The next summer, it was back. According to my aunt, who visited regularly from Athens, the chicken coop “returned” within a few days of our departure to America. I remember arriving the next summer on the island, in the middle of a scorching siesta, laden with luggage and jetlagged, to a shouting match over the chicken coop. In addition to the chicken coop, a vine laden pergola extended over our heads and part of the road.
The next day, my father was at the Municipal Offices, going through the official channels to force a change. The usual litany of “come tomorrow,” or “so and so is not here,” et constant cetera. Though my father was a Greek citizen, we lived abroad, and he could not vote, and Kyria E was head of a household with four voters, in a town with a permanent population of 2,500. The outcome was never in doubt.
A year or so later, the pergola became an extra, or expanded, room. Kyria E’s son, like many of the locals back in the 1980s, was a skilled builder (locals don’t build much anymore, Albanians do the work, and Hydriots have resurrected the Arvanitika of their grandparents to communicate), and the next year a perfectly whitewashed addition had increased the house by about 20 percent, while reducing the road’s width by about 60 percent.
Fait accompli, a la greque!
To be fair, this is Hydra, so there are no cars, and the one-meter passage was enough for two-footed or four-footed traffic, particularly if one travels single file. And after all, there is another, less convenient road, and the donkey trail, often as not littered with the donkeys’ droppings.
In the early 2000s, a few years before I moved my family to Greece, my parents sold the house. When we lived there, I went by the old house, nostalgically recalling so many summers of memories. My parents had passed, but Kyria E, older than my father by probably a decade, was still there, hale and hearty, and teary eyed to see me. So was I.
This story of “creative” housing expansion has been repeated thousands of times across Greece. To some degree, it is rooted in our history.

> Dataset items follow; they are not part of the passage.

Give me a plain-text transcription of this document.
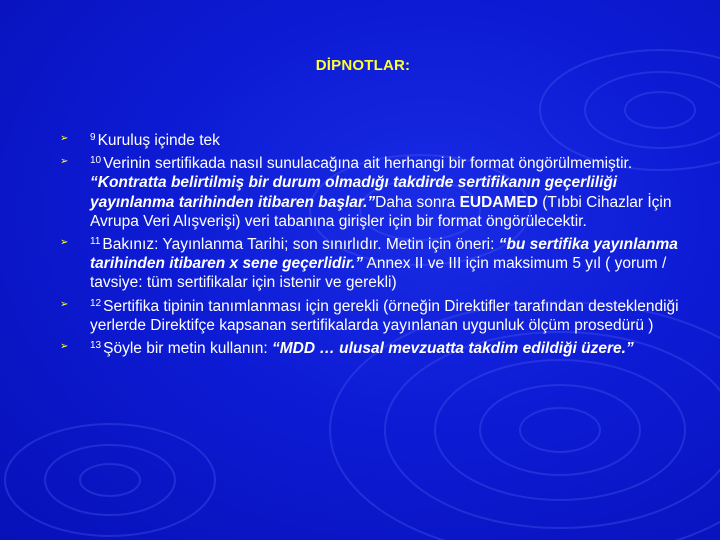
DİPNOTLAR:
➢ $^9$ Kuruluş içinde tek
➢ $^{10}$ Verinin sertifikada nasıl sunulacağına ait herhangi bir format öngörülmemiştir. “Kontratta belirtilmiş bir durum olmadığı takdirde sertifikanın geçerliliği yayınlanma tarihinden itibaren başlar.”Daha sonra EUDAMED (Tıbbi Cihazlar İçin Avrupa Veri Alışverişi) veri tabanına girişler için bir format öngörülecektir.
➢ $^{11}$ Bakınız: Yayınlanma Tarihi; son sınırlıdır. Metin için öneri: “bu sertifika yayınlanma tarihinden itibaren x sene geçerlidir.” Annex II ve III için maksimum 5 yıl ( yorum / tavsiye: tüm sertifikalar için istenir ve gerekli)
➢ $^{12}$ Sertifika tipinin tanımlanması için gerekli (örneğin Direktifler tarafından desteklendiği yerlerde Direktifçe kapsanan sertifikalarda yayınlanan uygunluk ölçüm prosedürü )
➢ $^{13}$ Şöyle bir metin kullanın: “MDD … ulusal mevzuatta takdim edildiği üzere.”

With so many refugees, wars, and a gnawing poverty, it is understandable that the labyrinthine and grey world of Greek land ownership and rights would develop as it did.
Kyria E’s illegal (and subsequently, post-election legalised) theft of a public byway was a so-called “victimless crime,” and her activity is embedded in the culture. In a poor, Third World, refugee-laden, post-conflict[s] Greece it may have been understandable and necessary. In the Greece of the EU there is simply no excuse. The practice and attitude have enabled or encouraged the burning of forests, undue encroachments on necessary infrastructure, and leads people to treat public property with disdain or as something opportunistic.
Again, it seems like a victimless crime, stealing from the state; when the state was ruled by the Ottomans, it might have even been patriotic, except that we became those Ottomans, and perpetuated their corruption. And the state is our country.
Aside from the fact that the countless Kyria E’s stole from all of us, their actions—more appropriately our collective sins of omission and commission—often do have victims.
Maybe not immediately, maybe decades later.
The road too narrow to drive to escape a fast-moving fire, or flood, or to get your pregnant wife to the hospital. The public beach “appropriated” by barbed wire fencing that prevented an escape route to the sea when the fire came, or the home built over a riverbed and subsequently “legalised.” The one carried away by the flash flood, the flood which was made all the worse by soil erosion from the fires lit decades before, to open the previously forested hillside to development.
All these things were crimes, and they all had victims.